Dummer Patrick D, Limou Sophie, Rosenberg Avi Z, Heymann Jurgen, Nelson George, Winkler Cheryl A, Kopp Jeffrey B
Kidney Diseases Branch, National Institute of Diabetes and Digestive and Kidney Diseases, National Institutes of Health, Bethesda, MD.
Molecular Epidemiology Genetics Section, Center for Cancer Research, National Cancer Institute, Frederick MD.
Semin Nephrol. 2015 May;35(3):222-36. doi: 10.1016/j.semnephrol.2015.04.008.
Apolipoprotein L1 (APOL1) genetic variants account for much of the excess risk of chronic and end-stage kidney disease, which results in a significant global health disparity for persons of African ancestry. We estimate the lifetime risk of kidney disease in APOL1 dual-risk allele individuals to be at least 15%. Experimental evidence suggests a direct role of APOL1 in pore formation, cellular injury, and programmed cell death in renal injury. The APOL1 BH3 motif, often associated with cell death, is unlikely to play a role in APOL1-induced cytotoxicity because it is not conserved within the APOL family and is dispensable for cell death in vitro. We discuss two models for APOL1 trypanolytic activity: one involving lysosome permeabilization and another involving colloid-osmotic swelling of the cell body, as well as their relevance to human pathophysiology. Experimental evidence from human cell culture models suggests that both mechanisms may be operative. A systems biology approach whereby APOL1-associated perturbations in gene and protein expression in affected individuals are correlated with molecular pathways may be productive to elucidate APOL1 function in vivo.

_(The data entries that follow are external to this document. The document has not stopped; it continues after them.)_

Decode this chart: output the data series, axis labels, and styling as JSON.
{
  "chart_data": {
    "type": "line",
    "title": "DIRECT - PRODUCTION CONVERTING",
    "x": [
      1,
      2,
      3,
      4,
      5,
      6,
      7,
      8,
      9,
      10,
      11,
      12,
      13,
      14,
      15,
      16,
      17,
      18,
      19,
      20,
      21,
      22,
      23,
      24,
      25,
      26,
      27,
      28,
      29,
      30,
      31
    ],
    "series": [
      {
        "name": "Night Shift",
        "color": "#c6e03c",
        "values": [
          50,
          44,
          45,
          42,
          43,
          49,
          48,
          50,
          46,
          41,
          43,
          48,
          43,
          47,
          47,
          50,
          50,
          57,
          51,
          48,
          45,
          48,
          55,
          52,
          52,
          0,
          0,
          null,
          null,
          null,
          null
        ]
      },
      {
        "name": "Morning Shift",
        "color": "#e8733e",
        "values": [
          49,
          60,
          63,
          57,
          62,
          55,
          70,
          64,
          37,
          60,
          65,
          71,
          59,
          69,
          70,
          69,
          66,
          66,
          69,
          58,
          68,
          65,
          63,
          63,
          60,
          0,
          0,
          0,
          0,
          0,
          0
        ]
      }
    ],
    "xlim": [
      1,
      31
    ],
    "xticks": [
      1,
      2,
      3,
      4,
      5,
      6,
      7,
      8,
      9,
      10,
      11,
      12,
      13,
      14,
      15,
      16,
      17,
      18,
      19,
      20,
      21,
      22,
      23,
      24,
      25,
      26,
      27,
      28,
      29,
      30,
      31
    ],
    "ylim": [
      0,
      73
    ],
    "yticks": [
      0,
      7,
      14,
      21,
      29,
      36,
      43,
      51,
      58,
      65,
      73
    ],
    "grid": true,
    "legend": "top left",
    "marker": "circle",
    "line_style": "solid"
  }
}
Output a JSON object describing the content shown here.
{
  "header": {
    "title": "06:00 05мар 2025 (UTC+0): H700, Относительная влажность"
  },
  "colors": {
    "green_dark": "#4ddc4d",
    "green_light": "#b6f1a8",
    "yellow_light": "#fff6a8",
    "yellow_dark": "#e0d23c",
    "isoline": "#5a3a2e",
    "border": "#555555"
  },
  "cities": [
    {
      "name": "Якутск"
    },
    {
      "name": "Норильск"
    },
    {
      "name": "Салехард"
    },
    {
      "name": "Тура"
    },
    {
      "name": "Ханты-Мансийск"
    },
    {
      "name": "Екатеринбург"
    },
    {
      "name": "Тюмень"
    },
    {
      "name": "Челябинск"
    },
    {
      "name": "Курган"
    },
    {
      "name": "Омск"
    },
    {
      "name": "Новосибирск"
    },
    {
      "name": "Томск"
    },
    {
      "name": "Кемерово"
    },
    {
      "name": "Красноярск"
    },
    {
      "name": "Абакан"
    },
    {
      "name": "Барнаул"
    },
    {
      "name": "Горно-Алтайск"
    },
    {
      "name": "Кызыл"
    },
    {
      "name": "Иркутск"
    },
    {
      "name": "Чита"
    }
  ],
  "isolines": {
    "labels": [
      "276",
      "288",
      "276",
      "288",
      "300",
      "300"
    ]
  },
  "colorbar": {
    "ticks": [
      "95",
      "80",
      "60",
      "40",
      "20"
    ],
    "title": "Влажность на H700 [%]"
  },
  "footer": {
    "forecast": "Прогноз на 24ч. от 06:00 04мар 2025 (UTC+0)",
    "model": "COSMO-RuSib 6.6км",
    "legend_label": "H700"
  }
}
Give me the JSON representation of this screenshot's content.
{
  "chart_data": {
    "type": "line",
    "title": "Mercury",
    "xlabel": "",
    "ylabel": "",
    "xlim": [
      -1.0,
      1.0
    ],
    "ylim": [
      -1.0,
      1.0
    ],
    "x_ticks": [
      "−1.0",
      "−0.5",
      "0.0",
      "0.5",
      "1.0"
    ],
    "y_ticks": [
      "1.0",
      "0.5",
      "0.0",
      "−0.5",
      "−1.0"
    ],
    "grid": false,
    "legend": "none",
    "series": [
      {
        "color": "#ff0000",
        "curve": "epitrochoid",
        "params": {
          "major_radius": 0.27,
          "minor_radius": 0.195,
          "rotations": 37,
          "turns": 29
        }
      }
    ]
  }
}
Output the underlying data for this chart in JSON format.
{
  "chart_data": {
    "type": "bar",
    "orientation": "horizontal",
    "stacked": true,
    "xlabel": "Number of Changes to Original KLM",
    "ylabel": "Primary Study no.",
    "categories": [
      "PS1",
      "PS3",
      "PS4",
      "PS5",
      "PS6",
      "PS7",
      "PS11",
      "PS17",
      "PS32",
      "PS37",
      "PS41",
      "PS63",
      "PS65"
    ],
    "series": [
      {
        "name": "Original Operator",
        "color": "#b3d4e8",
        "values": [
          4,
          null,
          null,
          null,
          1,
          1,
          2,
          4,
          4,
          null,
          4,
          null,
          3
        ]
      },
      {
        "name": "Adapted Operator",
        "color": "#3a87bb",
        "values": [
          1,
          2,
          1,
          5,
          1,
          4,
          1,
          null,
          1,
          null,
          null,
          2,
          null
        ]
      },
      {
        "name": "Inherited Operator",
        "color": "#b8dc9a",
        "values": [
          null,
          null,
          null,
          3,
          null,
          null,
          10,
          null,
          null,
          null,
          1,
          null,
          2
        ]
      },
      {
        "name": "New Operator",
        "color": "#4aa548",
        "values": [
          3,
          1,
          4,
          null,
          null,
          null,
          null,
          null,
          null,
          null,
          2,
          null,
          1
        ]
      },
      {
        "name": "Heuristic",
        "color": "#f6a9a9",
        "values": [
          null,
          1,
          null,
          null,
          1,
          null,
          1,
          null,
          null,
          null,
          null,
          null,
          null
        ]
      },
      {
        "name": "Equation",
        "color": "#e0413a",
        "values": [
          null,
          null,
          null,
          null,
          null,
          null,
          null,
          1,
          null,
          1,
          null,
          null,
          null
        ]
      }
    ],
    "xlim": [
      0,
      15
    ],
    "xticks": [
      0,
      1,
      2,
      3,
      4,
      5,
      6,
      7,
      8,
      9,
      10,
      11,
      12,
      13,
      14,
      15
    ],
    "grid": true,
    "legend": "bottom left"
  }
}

载脂蛋白L1(APOL1)基因变异是导致慢性肾病和终末期肾病额外风险的主要原因,这在全球范围内造成了非洲裔人群显著的健康差距。我们估计,携带APOL1双风险等位基因的个体患肾病的终身风险至少为15%。实验证据表明,APOL1在肾损伤中的孔形成、细胞损伤和程序性细胞死亡中起直接作用。APOL1的BH3基序通常与细胞死亡相关,但不太可能在APOL1诱导的细胞毒性中发挥作用,因为它在APOL家族中不保守,且在体外细胞死亡中并非必需。我们讨论了APOL1抗锥虫活性的两种模型:一种涉及溶酶体通透性增加,另一种涉及细胞体的胶体渗透肿胀,以及它们与人类病理生理学的相关性。来自人类细胞培养模型的实验证据表明,这两种机制可能都起作用。一种系统生物学方法,即通过将受影响个体中与APOL1相关的基因和蛋白质表达扰动与分子途径相关联,可能有助于阐明APOL1在体内的功能。